Dans ce même sillage, les réformes structurelles sont un autre dossier important et non des moindres. Pour l’expert, la Tunisie a besoin d’une nouvelle vision économique, de nouvelles politiques sectorielles, notamment pour l’agriculture, l’industrie 4.0, la transition énergétique, la santé, l’enseignement…  Il étaye son propos : «Elaborer des politiques de filières afin de développer l’offre, proposer un plan de réformes de l’environnement des affaires, revoir le modèle de financement de l’économie,  revoir le rôle de la Bourse de Tunis, assurer une stabilité et une réforme fiscale, améliorer l’employabilité des diplômés de l’enseignement supérieur, améliorer la qualité de services publics, combattre l’inflation, améliorer l’environnement des affaires, débloquer la mise en place de l’économie sociale et solidaire. etc, sont autant de réformes qui doivent voir le jour.

Une stratégie d’implémentation de réformes, qui obéit  à une démarche scientifique et  prend en compte le coût de financement, doit être également mise en place avant le démarrage des réformes”, a-t-il lancé.  Pour l’ancien ministre, le nouveau gouvernement a  l’avantage d’avoir les coudées franches en étant libre des contraintes imposées par l’ARP. Il a estimé que, durant les dix dernières années, le parlement a été un élément de blocage de la mise en œuvre à temps des réformes. Il conclut : «On est dans cette situation très difficile parce qu’on n’a pas mené les réformes à temps. Les gouvernements précédents ont essayé de démarrer les réformes structurelles  mais je pense que ce gouvernement dispose de plus de marge de manœuvre pour le faire correctement. Malgré ces difficultés économiques, je demeure convaincu que les fondamentaux de l’économie tunisienne restent encore solides. Ce qui est important c’est de mettre le dossier économique en priorité.
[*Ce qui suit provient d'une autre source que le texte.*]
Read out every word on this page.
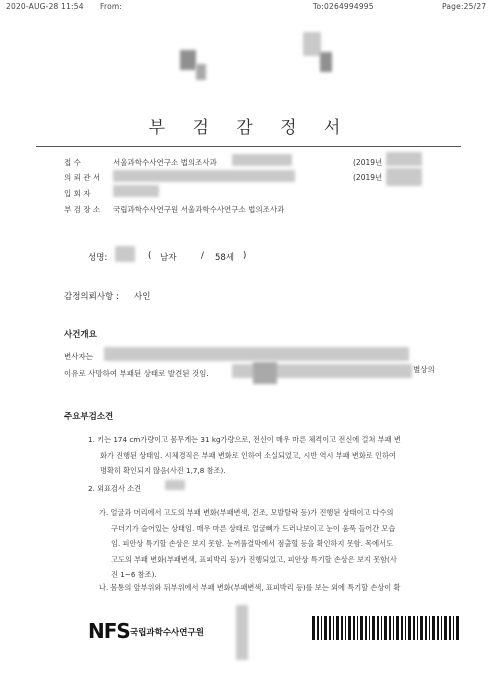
2020-AUG-28 11:54 From:	To:0264994995	Page:25/27
부 검 감 정 서
접 수	서울과학수사연구소 법의조사과	(2019년
의 뢰 관 서	(2019년
입 회 자
부 검 장 소 국립과학수사연구원 서울과학수사연구소 법의조사과
성명:	( 남자	/ 58세 )
감정의뢰사항 : 사인
사건개요
변사자는
별상의
이유로 사망하여 부패된 상태로 발견된 것임.
주요부검소견
1. 키는 174 cm가량이고 몸무게는 31 kg가량으로, 전신이 매우 마른 체격이고 전신에 걸쳐 부패 변
화가 진행된 상태임. 시체경직은 부패 변화로 인하여 소실되었고, 시반 역시 부패 변화로 인하여
명확히 확인되지 않음(사진 1,7,8 참조).
2. 외표검사 소견
가. 얼굴과 머리에서 고도의 부패 변화(부패변색, 건조, 모발탈락 등)가 진행된 상태이고 다수의
구더기가 슬어있는 상태임. 매우 마른 상태로 얼굴뼈가 드러나보이고 눈이 움푹 들어간 모습
임. 피안상 특기할 손상은 보지 못함. 눈꺼풀결막에서 점출혈 등을 확인하지 못함. 목에서도
고도의 부패 변화(부패변색, 표피박리 등)가 진행되었고, 피안상 특기할 손상은 보지 못함(사
진 1~6 참조).
나. 몸통의 앞부위와 뒤부위에서 부패 변화(부패변색, 표피박리 등)를 보는 외에 특기할 손상이 확
NFS 국립과학수사연구원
La bataille aujourd’hui est fondamentalement économique. Il faut que le Président accorde beaucoup d’importance  à ce dossier. Je crains que la Tunisie ne connaisse le même sort que le Liban ou qu’elle sollicite le club de Paris pour un rééchelonnement de la dette. J’ai peur que mon pays ne trouve pas les moyens de payer les salaires des fonctionnaires, d’honorer ses engagements  et qu’il continue sur la même voie économique actuelle”.